Ripple’s legal battle with the SEC
The latest lawsuit against Ripple has brought the spotlight on former SEC chairman Jay Clayton, who publicly said that cryptocurrencies were not securities in 2018. But later he joined a hedge fund that took a large position in the cryptocurrency. Clayton’s sudden about-face against cryptocurrency puts him in a tricky position, as the SEC has sought to get his name out in the public and win over progressives. Ripple has also accused Gensler of violating due process and has asked for the defense to be dropped from the case.
But, despite its efforts, the SEC’s legal department has not provided the information Ripple wants. It has not produced any documents that Ripple wants, and the SEC may try to portray Hinman as a rogue agent in the case. However, if the documents are made public, Ripple may be able to use them to counter the SEC’s accusations that it acted arbitrarily.

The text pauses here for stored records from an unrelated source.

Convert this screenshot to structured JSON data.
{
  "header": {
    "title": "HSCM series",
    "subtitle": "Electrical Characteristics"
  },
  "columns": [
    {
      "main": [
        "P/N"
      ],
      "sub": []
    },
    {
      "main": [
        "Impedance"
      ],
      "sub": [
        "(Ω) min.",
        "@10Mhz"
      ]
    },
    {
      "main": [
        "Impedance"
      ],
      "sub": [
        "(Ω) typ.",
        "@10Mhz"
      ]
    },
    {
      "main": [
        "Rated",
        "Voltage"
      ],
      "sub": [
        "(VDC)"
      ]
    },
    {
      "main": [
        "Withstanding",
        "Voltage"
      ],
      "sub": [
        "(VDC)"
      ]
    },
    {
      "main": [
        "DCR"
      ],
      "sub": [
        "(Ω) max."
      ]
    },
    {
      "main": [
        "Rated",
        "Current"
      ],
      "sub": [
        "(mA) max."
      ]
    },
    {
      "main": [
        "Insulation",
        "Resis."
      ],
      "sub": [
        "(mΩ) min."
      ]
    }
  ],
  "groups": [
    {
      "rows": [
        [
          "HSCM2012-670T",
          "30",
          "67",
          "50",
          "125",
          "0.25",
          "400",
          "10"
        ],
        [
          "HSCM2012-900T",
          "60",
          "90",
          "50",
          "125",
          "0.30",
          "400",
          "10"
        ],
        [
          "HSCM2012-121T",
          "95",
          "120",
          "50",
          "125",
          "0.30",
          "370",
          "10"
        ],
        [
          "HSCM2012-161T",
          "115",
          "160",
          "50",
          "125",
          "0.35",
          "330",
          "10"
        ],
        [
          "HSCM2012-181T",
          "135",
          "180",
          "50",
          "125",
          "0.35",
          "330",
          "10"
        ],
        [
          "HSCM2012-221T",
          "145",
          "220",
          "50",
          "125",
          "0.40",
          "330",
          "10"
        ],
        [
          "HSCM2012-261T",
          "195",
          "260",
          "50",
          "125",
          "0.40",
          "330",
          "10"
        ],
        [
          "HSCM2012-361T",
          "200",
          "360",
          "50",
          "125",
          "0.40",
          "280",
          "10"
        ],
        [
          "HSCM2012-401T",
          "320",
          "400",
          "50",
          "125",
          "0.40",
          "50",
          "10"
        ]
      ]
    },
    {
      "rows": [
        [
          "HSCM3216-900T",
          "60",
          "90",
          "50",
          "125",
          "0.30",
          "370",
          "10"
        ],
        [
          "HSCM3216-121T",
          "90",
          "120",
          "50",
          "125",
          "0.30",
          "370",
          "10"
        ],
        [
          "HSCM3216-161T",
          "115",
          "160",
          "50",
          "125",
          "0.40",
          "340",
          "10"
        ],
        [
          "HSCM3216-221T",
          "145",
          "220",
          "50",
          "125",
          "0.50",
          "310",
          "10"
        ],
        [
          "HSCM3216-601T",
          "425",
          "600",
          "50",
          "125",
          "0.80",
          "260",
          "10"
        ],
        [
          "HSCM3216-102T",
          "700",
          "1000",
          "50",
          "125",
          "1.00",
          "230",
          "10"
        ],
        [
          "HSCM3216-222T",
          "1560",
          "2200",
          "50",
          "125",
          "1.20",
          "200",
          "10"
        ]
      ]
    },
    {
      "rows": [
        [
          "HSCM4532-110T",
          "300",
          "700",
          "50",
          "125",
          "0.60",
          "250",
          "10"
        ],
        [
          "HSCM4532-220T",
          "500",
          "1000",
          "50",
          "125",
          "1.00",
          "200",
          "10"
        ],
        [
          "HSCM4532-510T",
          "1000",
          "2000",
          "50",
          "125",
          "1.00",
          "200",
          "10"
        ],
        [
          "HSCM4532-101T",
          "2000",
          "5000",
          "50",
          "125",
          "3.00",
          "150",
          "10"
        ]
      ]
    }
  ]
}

Creating a single trustee for all digital asset securities
The Association for Digital Asset Markets (ADAM) has submitted a public comment to the Securities and Exchange Commission regarding the custody of digital asset securities by special purpose broker-dealers. ADAM believes that the Securities and Exchange Commission should clarify the definition of a qualified custodian under the Investment Advisers Act of 1940 to ensure that the securities markets operate fairly and efficiently. Moreover, the Association believes that this would foster innovation and promote the integrity of the digital asset markets.
To ensure that the investor’s assets are protected, broker-dealers are required to make written disclosures of material conflicts of interest and the risks associated with custody. Furthermore, broker-dealers and their customers enter into written agreements that define the terms of receiving, holding, selling, transferring, and transferring digital asset securities. These documents should be transparent and contain all terms and conditions of dealing with digital asset securities.